Most people probably don’t think a lot about membranes. But those thin, film-like sheets of material are important to things we take for granted every day. Take tap water, for instance. Chances are membranes were used to separate all kinds of things you don’t want to think about from the glass of water you just drank.
That’s just one example. The fact is that membranes are used in many industries and processes, from the food and beverage industry to petroleum processing. And today we’re closer than ever to using cost-effective membranes to help make coal-fired power plants cleaner.
Researchers at The Ohio State University have developed a groundbreaking new hybrid membrane that could efficiently separate carbon dioxide (CO2) from the gas that comes from burning coal at power plants. The new membrane was developed through a project funded by the Energy Department’s Office of Fossil Energy and managed by the National Energy Technology Laboratory (NETL).
The result of Ohio State’s research is a game-changing technology that could make it less expensive to apply carbon capture, utilization and storage (CCUS) technology at coal-fired power plants. CCUS captures, permanently stores or beneficially re-uses CO2. The environmental benefits of CCUS are significant. And there are other benefits as well: captured CO2 can be used to make new products and to recover hard-to-get untapped domestic oil and natural gas.
The problem is that current carbon capture technologies are expensive. That’s why researchers have looked to membranes, thin layers of either polymer (organic, plastic) or inorganic (metal, ceramic) materials that are permeable to the molecules they are meant to capture. Polymer membranes are mass produced and very cost effective, while inorganic membranes are expensive to produce but exhibit much better performance. The challenge is to develop a membrane that is both effective and economical. The team at Ohio State has done that.
Their new hybrid membrane consists of a thin layer of "zeolite Y" -- a particularly effective synthetic filtering material -- sandwiched between an inorganic intermediate and a polymer cover. These three layers sit atop a polymer support, which in turn rests on a woven backing. The result combines the separation performance of inorganic membranes with the cost-effectiveness of polymer membranes.
With the high energy costs of current CO2 separation technologies, the Ohio State team’s innovation is a welcomed development.

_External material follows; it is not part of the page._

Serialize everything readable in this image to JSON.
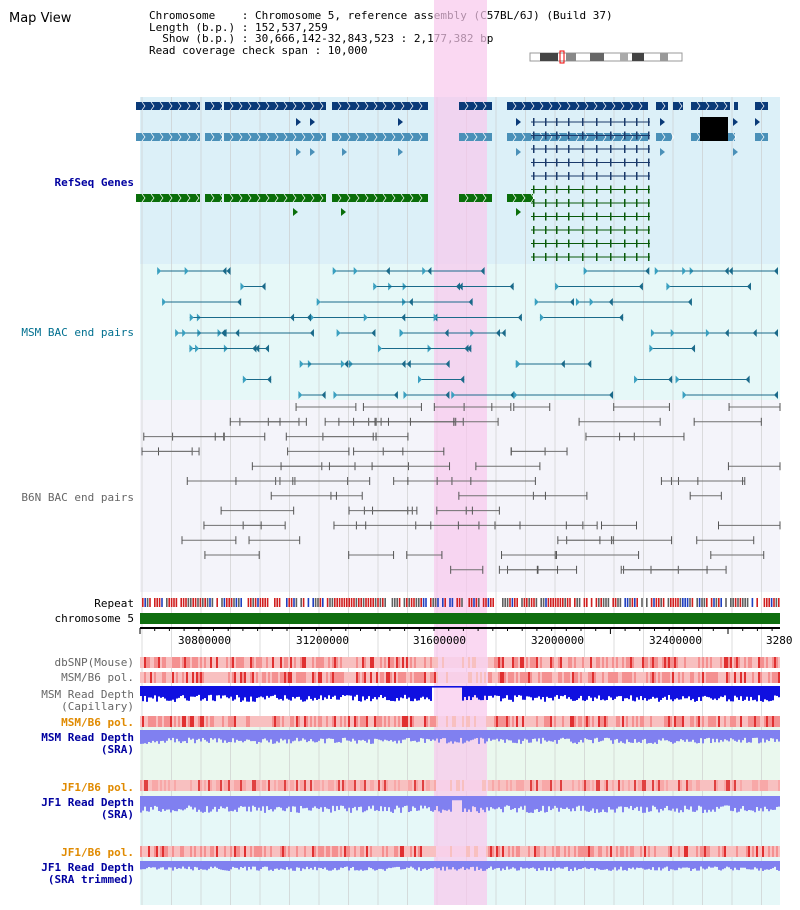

According to NETL project manager José Figueroa, the hybrid membrane “is a breakthrough that could potentially lower costs associated with clean coal technologies."
So, thanks to the efforts of a group of dedicated researchers who saw the potential in a material most of us don’t even think about, we’re getting closer to the goal of deploying cost-effective CCUS technologies within 10 years -- an achievement that will help us meet environmental challenges and position the United States as a leader in the global clean energy race.